What happened to GM is just wrong. Period. It's wrong for the taxpayer, and in the longrun it will be bad for them as well as the country.


RE: looks
By mcnabney on 10/17/2009 1:51:41 PM , Rating: 2
They are all managed by Federal bankruptcy courts, but financing is typically arranged from large banking/investment institutions. For example, Enron and MCI/Worldcom didn't cost the Feds anything. I even believe that the court costs were paid from the remaining assets. The Chrysler bankruptcy involved Fiat and some cash there, but for the most part the court just assisted in negotiating new terms for some debts and discharging others. Before that can be done the entire financial structure of the business has to be studied to make sure there aren't tangential assests that can be liquidated. For example, in the GM bankruptcy the Saab and Hummer brands were sold. Saturn would have been, but Penske flaked-out. In GM's case the Feds played the role of a large bank by buying a major percentage of the business ownership after the previous shares were cancelled. This actually worked out as it should. The equity investors were punished first by getting nothing. Second, the bond holders only received a fraction of their matured value (that is where a lot of US funds went to). Third, management was fired w/o parachutes. Fourth, employee stakes were converted to shares which made them dependant on future prospects to have any value. If the whole thing fails, the Feds won't be able to sell their equity stake in the future to get there money back. Long story short - if you want the US taxpayers to get their investment back, buy GM products.


RE: looks
By Reclaimer77 on 10/17/2009 2:42:55 PM , Rating: 2
Ok I see we have fundamental differences of opinion that aren't going to be resolved by picking at the edges of arguments.

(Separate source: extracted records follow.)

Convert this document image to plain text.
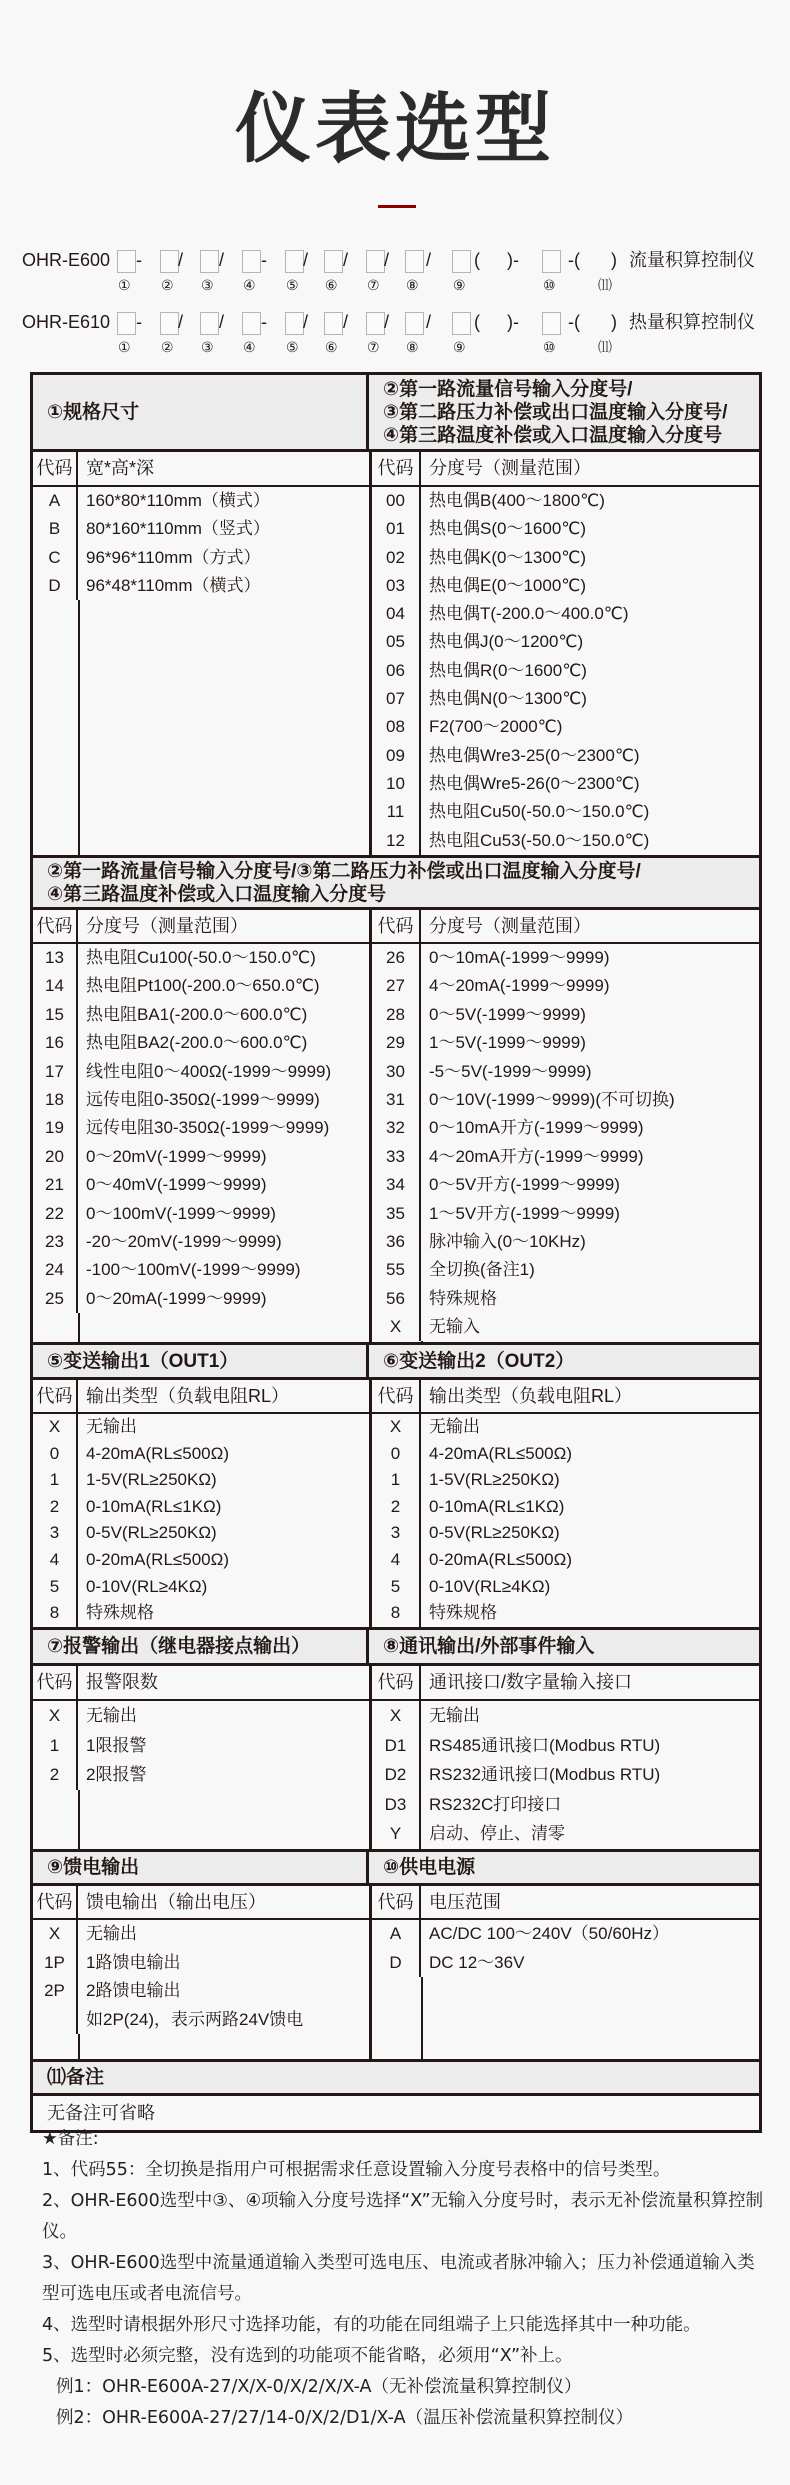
仪表选型
OHR-E600 - / / - / / / / ( )-	-( )
① ② ③ ④ ⑤ ⑥ ⑦ ⑧ ⑨	⑩	⑾
流量积算控制仪
OHR-E610 - / / - / / / / ( )-	-( )
① ② ③ ④ ⑤ ⑥ ⑦ ⑧ ⑨	⑩	⑾
热量积算控制仪
①规格尺寸
②第一路流量信号输入分度号/
③第二路压力补偿或出口温度输入分度号/
④第三路温度补偿或入口温度输入分度号
代码 宽*高*深
A	160*80*110mm（横式）
B	80*160*110mm（竖式）
C	96*96*110mm（方式）
D	96*48*110mm（横式）
代码 分度号（测量范围）
00	热电偶B(400～1800℃)
01	热电偶S(0～1600℃)
02	热电偶K(0～1300℃)
03	热电偶E(0～1000℃)
04	热电偶T(-200.0～400.0℃)
05	热电偶J(0～1200℃)
06	热电偶R(0～1600℃)
07	热电偶N(0～1300℃)
08	F2(700～2000℃)
09	热电偶Wre3-25(0～2300℃)
10	热电偶Wre5-26(0～2300℃)
11	热电阻Cu50(-50.0～150.0℃)
12	热电阻Cu53(-50.0～150.0℃)
②第一路流量信号输入分度号/③第二路压力补偿或出口温度输入分度号/
④第三路温度补偿或入口温度输入分度号
代码 分度号（测量范围）
13	热电阻Cu100(-50.0～150.0℃)
14	热电阻Pt100(-200.0～650.0℃)
15	热电阻BA1(-200.0～600.0℃)
16	热电阻BA2(-200.0～600.0℃)
17	线性电阻0～400Ω(-1999～9999)
18	远传电阻0-350Ω(-1999～9999)
19	远传电阻30-350Ω(-1999～9999)
20	0～20mV(-1999～9999)
21	0～40mV(-1999～9999)
22	0～100mV(-1999～9999)
23	-20～20mV(-1999～9999)
24	-100～100mV(-1999～9999)
25	0～20mA(-1999～9999)
代码 分度号（测量范围）
26	0～10mA(-1999～9999)
27	4～20mA(-1999～9999)
28	0～5V(-1999～9999)
29	1～5V(-1999～9999)
30	-5～5V(-1999～9999)
31	0～10V(-1999～9999)(不可切换)
32	0～10mA开方(-1999～9999)
33	4～20mA开方(-1999～9999)
34	0～5V开方(-1999～9999)
35	1～5V开方(-1999～9999)
36	脉冲输入(0～10KHz)
55	全切换(备注1)
56	特殊规格
X	无输入
⑤变送输出1（OUT1）	⑥变送输出2（OUT2）
代码 输出类型（负载电阻RL）
X	无输出
0	4-20mA(RL≤500Ω)
1	1-5V(RL≥250KΩ)
2	0-10mA(RL≤1KΩ)
3	0-5V(RL≥250KΩ)
4	0-20mA(RL≤500Ω)
5	0-10V(RL≥4KΩ)
8	特殊规格
代码 输出类型（负载电阻RL）
X	无输出
0	4-20mA(RL≤500Ω)
1	1-5V(RL≥250KΩ)
2	0-10mA(RL≤1KΩ)
3	0-5V(RL≥250KΩ)
4	0-20mA(RL≤500Ω)
5	0-10V(RL≥4KΩ)
8	特殊规格
⑦报警输出（继电器接点输出）	⑧通讯输出/外部事件输入
代码 报警限数
X	无输出
1	1限报警
2	2限报警
代码 通讯接口/数字量输入接口
X	无输出
D1	RS485通讯接口(Modbus RTU)
D2	RS232通讯接口(Modbus RTU)
D3	RS232C打印接口
Y	启动、停止、清零
⑨馈电输出	⑩供电电源
代码 馈电输出（输出电压）
X	无输出
1P	1路馈电输出
2P	2路馈电输出
如2P(24)，表示两路24V馈电
代码 电压范围
A	AC/DC 100～240V（50/60Hz）
D	DC 12～36V
⑾备注
无备注可省略
★备注:
1、代码55：全切换是指用户可根据需求任意设置输入分度号表格中的信号类型。
2、OHR-E600选型中③、④项输入分度号选择“X”无输入分度号时，表示无补偿流量积算控制仪。
3、OHR-E600选型中流量通道输入类型可选电压、电流或者脉冲输入；压力补偿通道输入类型可选电压或者电流信号。
4、选型时请根据外形尺寸选择功能，有的功能在同组端子上只能选择其中一种功能。
5、选型时必须完整，没有选到的功能项不能省略，必须用“X”补上。
例1：OHR-E600A-27/X/X-0/X/2/X/X-A（无补偿流量积算控制仪）
例2：OHR-E600A-27/27/14-0/X/2/D1/X-A（温压补偿流量积算控制仪）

I'm apposed to the concept that any business is "too large to fail" and that it's up to the taxpayers, in a big recession I might add, to pick up the tab and bail them out. Especially without even a vote ! Taxation without representation ring a bell to you ? We weren't even given a CHANCE to have an honest and democratic debate on this issue. This is NOT the way things should be done. I, and a great many other Americans, are honestly sick and tired of crap being rammed down our throats before anyone even knows what's going on or has a say in it. The TARP, the Auto Bailouts, the "Stimulus", Tax and Trade, and now Universal Healthcare.

Period. No iff's, and's or buts. And I find your assertion that it's our patriotic duty to buy into the farce that is Government Motors, frankly, offensive.


*sigh*....not yet?
By Souka on 10/16/09, Rating: -1
RE: *sigh*....not yet?
By kaoken on 10/16/2009 12:42:16 PM , Rating: 2
Well that's what they are working on : )


RE: *sigh*....not yet?
By Spuke on 10/16/2009 1:43:20 PM , Rating: 2
quote:
I'm not "mad" at GM or the Gov. But feel a bit sadden at the situation...that's all.
Now I understand why corporations are reluctant to discuss products that have not been introduced. The ignorant masses always seem to know better than the experts designing and building the products.


RE: *sigh*....not yet?
By Keeir on 10/16/2009 2:31:03 PM , Rating: 3
quote:
Not at 40miles yet? And that's with their trained drivers doing their best? Come on!


Errr... are you blind? Notice that there are missing headlights? Bumbers and stuff that don't quite align.

I also image the software is very rough at this stage (more than 1 year to showtime). Pretty much, I think getting within 5% of the goal of 40 would be typical at this stage of development.

quote:
So GM will say "40 mile range" but in reality when "Joe Plumber" drives it'll be more like 20 miles.


GM has stated that the Goal is to achieve 40+ miles on the EPA City Driving Cycle. Computer modeling is given them well past 40 miles AER on the EPA city. Real-world does not yet match the modeling, but thats scarely a surprize.